ABOUT THE LABELS REQUIRED BY PROPOSITION 65
As part of the law, businesses selling products to people in California must provide “clear and reasonable warnings” before knowingly exposing people to any chemical on the list, unless the expected level of exposure would pose no significant cancer risk. This warning is often in the form of a label on the product or its packaging.
The law defines “no significant risk” as a level of exposure that would cause no more than 1 extra case of cancer in 100,000 people over a 70-year lifetime. So a compound can be unlabeled if a person exposed to the substance at the expected level for 70 years is estimated to have a 1 in 100,000 chance or less of getting cancer due to that exposure. The law also has similar strict cutoff levels for birth defects and reproductive harm.

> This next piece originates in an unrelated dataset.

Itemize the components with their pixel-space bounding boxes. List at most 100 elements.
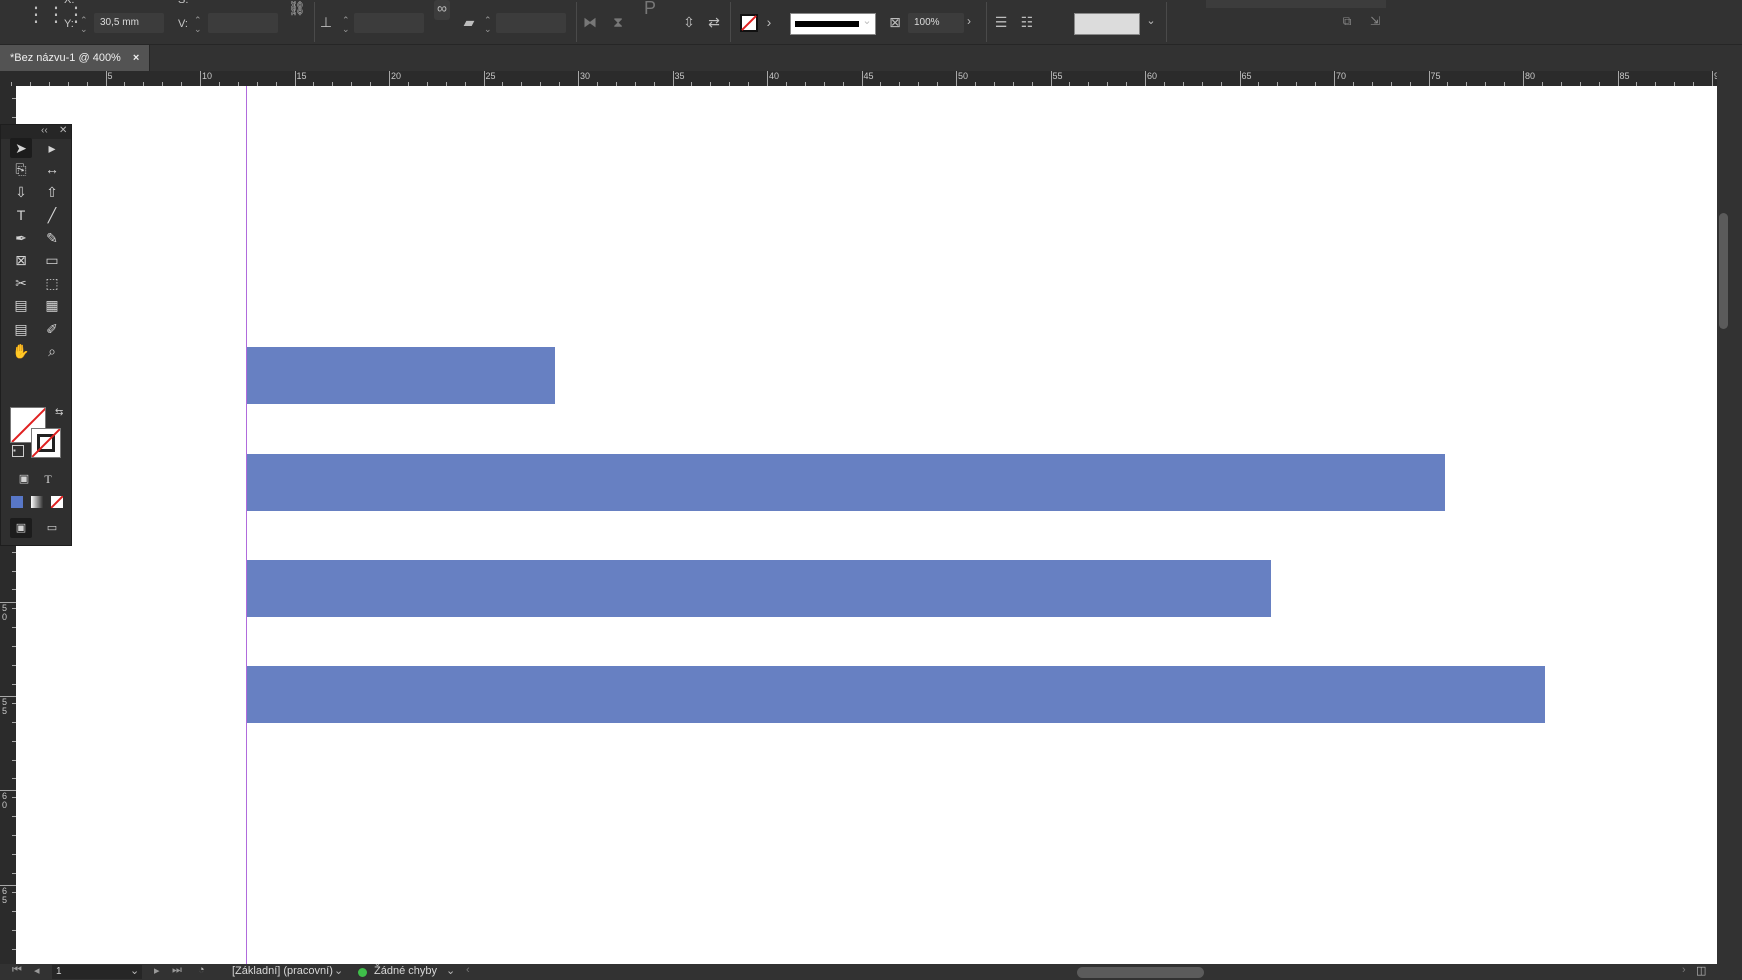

Businesses decide whether to put warning labels on their products based on their knowledge of the types of chemicals in them. Manufacturers are not required to provide the OEHHA with any information about the products. That means the OEHHA doesn’t know which chemical the warning refers to, how exposure could occur, or how much of the chemical a consumer is likely to be exposed to. All of these factors are critical when determining how much risk it might pose. The OEHHA cannot offer information to help consumers figure out what the potential risk is and how to avoid it. These kinds of details can only come from the product’s manufacturer.